Stock Markets May 11, 2026 01:53 PM

Minor Intertek Investor Urges Board to Engage with EQT’s £59.1-a-Share Offer

PrimeStone demands supervised due diligence access and a reassessment of fair value amid governance timing concerns

By Ajmal Hussain

PrimeStone Capital, holder of roughly 0.5% of Intertek Group plc, has publicly pressed the company’s board to meaningfully engage with EQT’s acquisition proposal of £59.1 per share, asking for supervised due diligence access and urging a more pragmatic valuation assessment while flagging governance and timing issues.

Minor Intertek Investor Urges Board to Engage with EQT’s £59.1-a-Share Offer

Key Points

  • PrimeStone Capital, holding about 0.5% of Intertek, has publicly urged the board to engage with EQT’s £59.1 per share bid and to allow supervised due diligence access.
  • PrimeStone argues EQT’s offer is about a 55% premium to the undisturbed share price and exceeds the £58 average sum-of-the-parts equity value reported by several sell-side banks since the strategic review was announced.
  • The shareholder raised concerns about Intertek’s relative underperformance over the CEO’s 11-year tenure and flagged timing and governance issues around the strategic review and chairman transition.

PrimeStone Capital LLP, an investor owning about 0.5% of Intertek Group plc, has made a public appeal to Intertek’s board asking it to engage with EQT’s takeover proposal of £59.1 per share.
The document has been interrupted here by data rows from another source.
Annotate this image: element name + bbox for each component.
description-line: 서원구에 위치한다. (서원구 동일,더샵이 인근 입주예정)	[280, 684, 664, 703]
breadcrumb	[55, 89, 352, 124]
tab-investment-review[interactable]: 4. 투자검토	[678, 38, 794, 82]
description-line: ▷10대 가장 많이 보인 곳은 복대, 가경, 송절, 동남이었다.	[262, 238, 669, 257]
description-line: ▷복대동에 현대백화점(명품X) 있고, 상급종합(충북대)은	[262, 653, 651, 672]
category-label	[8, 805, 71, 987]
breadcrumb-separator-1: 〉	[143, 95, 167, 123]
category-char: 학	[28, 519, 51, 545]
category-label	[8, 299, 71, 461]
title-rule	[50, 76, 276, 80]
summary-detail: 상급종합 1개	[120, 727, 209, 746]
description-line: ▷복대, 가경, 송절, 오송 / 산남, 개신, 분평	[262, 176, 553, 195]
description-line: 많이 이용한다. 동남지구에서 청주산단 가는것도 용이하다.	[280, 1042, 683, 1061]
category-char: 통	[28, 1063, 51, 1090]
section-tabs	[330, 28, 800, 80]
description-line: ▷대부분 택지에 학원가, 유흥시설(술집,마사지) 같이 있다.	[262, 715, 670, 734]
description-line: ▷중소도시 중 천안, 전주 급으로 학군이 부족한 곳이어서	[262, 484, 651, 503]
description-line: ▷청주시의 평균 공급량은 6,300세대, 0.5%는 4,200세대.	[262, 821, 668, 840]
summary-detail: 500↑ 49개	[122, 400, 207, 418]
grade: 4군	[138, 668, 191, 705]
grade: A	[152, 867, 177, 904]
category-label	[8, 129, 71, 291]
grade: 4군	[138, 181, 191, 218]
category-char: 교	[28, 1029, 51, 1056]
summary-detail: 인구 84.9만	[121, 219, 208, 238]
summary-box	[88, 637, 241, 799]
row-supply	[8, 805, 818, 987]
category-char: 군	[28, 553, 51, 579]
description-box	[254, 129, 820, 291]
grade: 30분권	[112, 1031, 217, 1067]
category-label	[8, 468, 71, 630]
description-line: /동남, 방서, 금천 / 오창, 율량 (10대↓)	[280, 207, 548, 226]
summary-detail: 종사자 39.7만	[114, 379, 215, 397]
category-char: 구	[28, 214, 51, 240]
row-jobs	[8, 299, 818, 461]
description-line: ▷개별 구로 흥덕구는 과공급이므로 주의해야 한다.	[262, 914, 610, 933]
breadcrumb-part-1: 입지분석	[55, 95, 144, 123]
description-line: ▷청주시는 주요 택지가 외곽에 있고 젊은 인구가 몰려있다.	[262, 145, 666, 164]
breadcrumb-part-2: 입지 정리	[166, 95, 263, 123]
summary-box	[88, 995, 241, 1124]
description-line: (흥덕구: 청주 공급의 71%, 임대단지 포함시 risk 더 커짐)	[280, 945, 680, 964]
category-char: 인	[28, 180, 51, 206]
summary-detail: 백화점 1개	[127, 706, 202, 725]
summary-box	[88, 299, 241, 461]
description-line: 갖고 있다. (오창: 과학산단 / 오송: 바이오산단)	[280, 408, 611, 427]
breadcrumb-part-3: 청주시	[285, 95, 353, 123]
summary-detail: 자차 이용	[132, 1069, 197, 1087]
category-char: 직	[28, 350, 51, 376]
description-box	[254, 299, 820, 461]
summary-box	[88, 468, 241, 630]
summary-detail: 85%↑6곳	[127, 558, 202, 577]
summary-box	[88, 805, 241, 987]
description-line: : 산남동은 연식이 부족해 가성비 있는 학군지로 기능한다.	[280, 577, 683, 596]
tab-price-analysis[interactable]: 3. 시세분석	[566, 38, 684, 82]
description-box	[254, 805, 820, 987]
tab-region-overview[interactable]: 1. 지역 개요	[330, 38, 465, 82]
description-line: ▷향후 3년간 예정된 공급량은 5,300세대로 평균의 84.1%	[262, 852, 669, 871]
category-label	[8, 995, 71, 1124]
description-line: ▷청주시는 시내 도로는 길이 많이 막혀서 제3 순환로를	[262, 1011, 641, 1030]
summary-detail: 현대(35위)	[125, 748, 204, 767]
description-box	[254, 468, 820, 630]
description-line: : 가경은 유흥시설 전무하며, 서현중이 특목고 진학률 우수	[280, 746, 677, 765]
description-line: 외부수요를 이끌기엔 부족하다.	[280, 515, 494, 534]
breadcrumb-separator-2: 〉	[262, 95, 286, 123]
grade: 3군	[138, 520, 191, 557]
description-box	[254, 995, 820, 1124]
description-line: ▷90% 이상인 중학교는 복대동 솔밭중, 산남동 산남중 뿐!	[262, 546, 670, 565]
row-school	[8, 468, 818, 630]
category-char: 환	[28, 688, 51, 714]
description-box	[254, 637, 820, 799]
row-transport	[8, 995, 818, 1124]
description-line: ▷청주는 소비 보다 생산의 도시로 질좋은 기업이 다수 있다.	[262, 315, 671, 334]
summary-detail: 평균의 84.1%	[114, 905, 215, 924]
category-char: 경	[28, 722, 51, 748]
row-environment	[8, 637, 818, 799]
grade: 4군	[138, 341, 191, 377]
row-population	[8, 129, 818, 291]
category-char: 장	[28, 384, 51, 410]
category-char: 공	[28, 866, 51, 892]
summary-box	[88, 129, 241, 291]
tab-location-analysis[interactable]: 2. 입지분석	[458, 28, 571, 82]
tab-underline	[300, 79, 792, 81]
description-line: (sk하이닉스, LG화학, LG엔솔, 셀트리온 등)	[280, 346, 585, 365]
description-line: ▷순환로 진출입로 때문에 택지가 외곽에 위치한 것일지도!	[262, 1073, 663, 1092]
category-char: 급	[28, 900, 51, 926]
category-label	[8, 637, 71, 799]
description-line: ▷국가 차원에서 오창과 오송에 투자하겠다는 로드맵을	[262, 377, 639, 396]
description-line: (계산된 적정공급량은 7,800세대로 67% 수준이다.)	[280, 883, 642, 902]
The message follows an earlier private approach from PrimeStone on May 4, when the shareholder voiced reservations about what it saw as a lack of serious engagement from the board.

In its publicly released letter, PrimeStone said the board’s most recent reply fails to represent a constructive or substantial engagement with EQT’s approach. The investor specifically requested that Intertek permit EQT supervised access for due diligence and urged directors to be open to evaluating any revised bid on the basis of pragmatic assumptions tied to the company’s strategic review plan.

PrimeStone disputed the board’s position that EQT’s proposal materially undervalues Intertek. The firm noted that EQT’s offer implies a roughly 55% premium to the undisturbed Intertek share price, and that this figure is higher than the average sum-of-the-parts equity value of £58 produced by a set of major sell-side banks - Barclays, Citi, UBS and BNP Exane - since Intertek initiated its strategic review.

The shareholder also highlighted performance concerns during the current chief executive’s 11-year tenure, saying Intertek has underperformed listed peers SGS and Bureau Veritas, along with the FTSE 100 and MSCI Europe, on a total shareholder return basis. PrimeStone said these comparative returns inform its view that the board should treat the EQT approach with greater seriousness.

PrimeStone questioned the timing and conduct of Intertek’s strategic review, which the company disclosed on April 14. That announcement came two working days after EQT’s first approach on April 10, a sequence PrimeStone said raised doubts about the review process.

The investor also raised governance concerns tied to a chairman transition. Steve Mogford is set to assume the chairman role six days after the so-called put up or shut up deadline, and PrimeStone drew attention to the fact that seven directors reported holdings in Intertek shares valued at less than their annual board fees.

In closing, PrimeStone asked the board to secure EQT’s best and final offer subject to due diligence and to compare any revised bid against realistic assumptions for Intertek’s strategic review plan. The letter seeks a more engaged evaluation of the approach rather than an outright dismissal.


Summary

PrimeStone, a small Intertek shareholder, has gone public in urging the board to engage with EQT’s £59.1 per share proposal, request supervised due diligence access for EQT, and reassess fair value metrics while flagging governance timing issues.

Context and next steps

The appeal follows a private May 4 communication and references an April 10 initial approach by EQT and Intertek’s April 14 announcement of a strategic review. PrimeStone is urging a formal engagement to determine whether EQT will present a best and final offer after conducting due diligence.

Risks

  • Uncertainty over whether the Intertek board will grant EQT supervised due diligence access - this affects the potential for a best and final offer to emerge and could influence M&A outcomes.
  • Perceived governance timing concerns, including a chairman transition shortly after the put up or shut up deadline, which could complicate decision-making at the board level and investor confidence.
  • Disagreement between the board and a shareholder over valuation could prolong strategic review processes and create volatility in market perceptions of the company’s takeover prospects.